まったく杏里は俺の心を何個盗めば気が済むんですか?


「どう? 司君。綺麗になったかな?」


「聞くまでもないだろ?」


 笑顔を俺に向けてくる杏里。

もはや言葉はいらない。


「ふぅー、なかなかやりがいがあるわね。次、行くわよ」


 はい?

先生は杏里の手をとり、部屋を出ていってしまった。

ちょっと、俺にも声かけてくださいよ。

一体今度はどこに行くんですか?


 着いた先は手芸部。


――コンコン


「浮島です、姫川さんと一緒だけど、入ってもいいかしら?」


『どうぞー』


 中に入ると、すでに準備していたのか部員達がそろっている。


「姫川さん、綺麗!」


「お化粧してきたんでしょ。可愛い!」


「髪も綺麗に編み込まれているし、準備ばっちりね!」


 部員達の声が響く。

既に俺の存在は無いに等しい。


「メイクと髪、全体的なイメージはこんな感じね。これをベースにお願いします」


 浮島先生の目が、顔が真剣だ。

部員達もさっきまで大騒ぎしていたのに、今はみんな真剣な顔つきになっている。


「天童さん、もういなくてもいいですよ?」


 前回同様追い出された。

まったく、俺の扱いって何なんだよ……。

扉越しにみんなの声が聞こえてくる。


『まずは、着替えからねっ』


『ティアラとアクセサリ、それとベールも準備して!』


『姫川さん、こっち! 早く!』

 

『ご、ごめんなさい。すぐ行きますっ』


『ちょっと待って、先にこっちを!』


『準備はまだなのっ!』


『まって、もう少し。ドレスは二着ともですか?』


『当たり前でしょ! ドレスに合わせて装飾品も変えるのよっ』


『分かりました!』


 な、中からものすごい声が聞こえる。

男の俺はいない方がいいだろう。

しかし、部員達の杏里に対する言葉。


 綺麗、可愛い。俺もそう思うよ。

しかし、俺に対しての言葉は何もなかった。

結婚式って本当に女の子の一大イベントなんだな。


 改めて思ってしまった。

みんな当日に向けて頑張っている。


 残りあと数日。

当日の流れもほぼ決まった。

各部も練習や準備をしっかりとしている。


 きっと遅れる事は無いだろう。

主役は杏里。
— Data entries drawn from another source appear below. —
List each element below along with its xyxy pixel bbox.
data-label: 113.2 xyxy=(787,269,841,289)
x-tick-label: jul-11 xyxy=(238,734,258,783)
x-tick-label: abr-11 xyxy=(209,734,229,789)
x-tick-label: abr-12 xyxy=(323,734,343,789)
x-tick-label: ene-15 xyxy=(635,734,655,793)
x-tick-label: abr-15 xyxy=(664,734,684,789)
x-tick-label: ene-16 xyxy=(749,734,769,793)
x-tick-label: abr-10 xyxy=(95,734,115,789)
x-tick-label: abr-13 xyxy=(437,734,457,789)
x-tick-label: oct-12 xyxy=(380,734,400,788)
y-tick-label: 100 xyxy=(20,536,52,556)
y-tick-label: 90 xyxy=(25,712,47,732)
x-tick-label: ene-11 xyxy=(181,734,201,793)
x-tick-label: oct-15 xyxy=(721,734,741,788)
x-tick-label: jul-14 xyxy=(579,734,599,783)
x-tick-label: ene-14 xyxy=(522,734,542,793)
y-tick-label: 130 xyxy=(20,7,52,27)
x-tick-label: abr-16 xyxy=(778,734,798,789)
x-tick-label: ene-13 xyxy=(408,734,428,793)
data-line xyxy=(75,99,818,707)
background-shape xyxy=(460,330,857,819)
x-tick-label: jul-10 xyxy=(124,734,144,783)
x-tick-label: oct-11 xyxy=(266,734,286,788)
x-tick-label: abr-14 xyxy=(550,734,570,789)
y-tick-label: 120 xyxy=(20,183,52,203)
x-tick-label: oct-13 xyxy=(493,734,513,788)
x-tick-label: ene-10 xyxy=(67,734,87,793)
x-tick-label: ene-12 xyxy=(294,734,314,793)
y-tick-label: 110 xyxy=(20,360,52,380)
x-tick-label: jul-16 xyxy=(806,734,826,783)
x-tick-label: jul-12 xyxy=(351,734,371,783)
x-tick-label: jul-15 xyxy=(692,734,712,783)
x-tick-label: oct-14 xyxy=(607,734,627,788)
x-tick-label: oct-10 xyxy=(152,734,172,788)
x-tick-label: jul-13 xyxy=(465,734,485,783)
そして俺。


 俺達のイベントに多くの人が関わり、協力してくれている。

本物の結婚式もきっと、大勢の人達が協力してくれた上で成り立っているんだ。

今、俺達のしている事は絶対に無駄にははならない。


 俺と杏里。

そして、イベントに参加する生徒や先生。

きっと、見に来てくれる大勢の人も何かを感じてくれるはずだ。


 その何かを、テレビを通じて知ってもらってもいいのかもしれない。

自分の中で答えは出た。




 そして、その日の帰り。

俺と杏里は浮島先生に取材を受ける事を伝える。

多くの人に、俺達の想いを届けたい。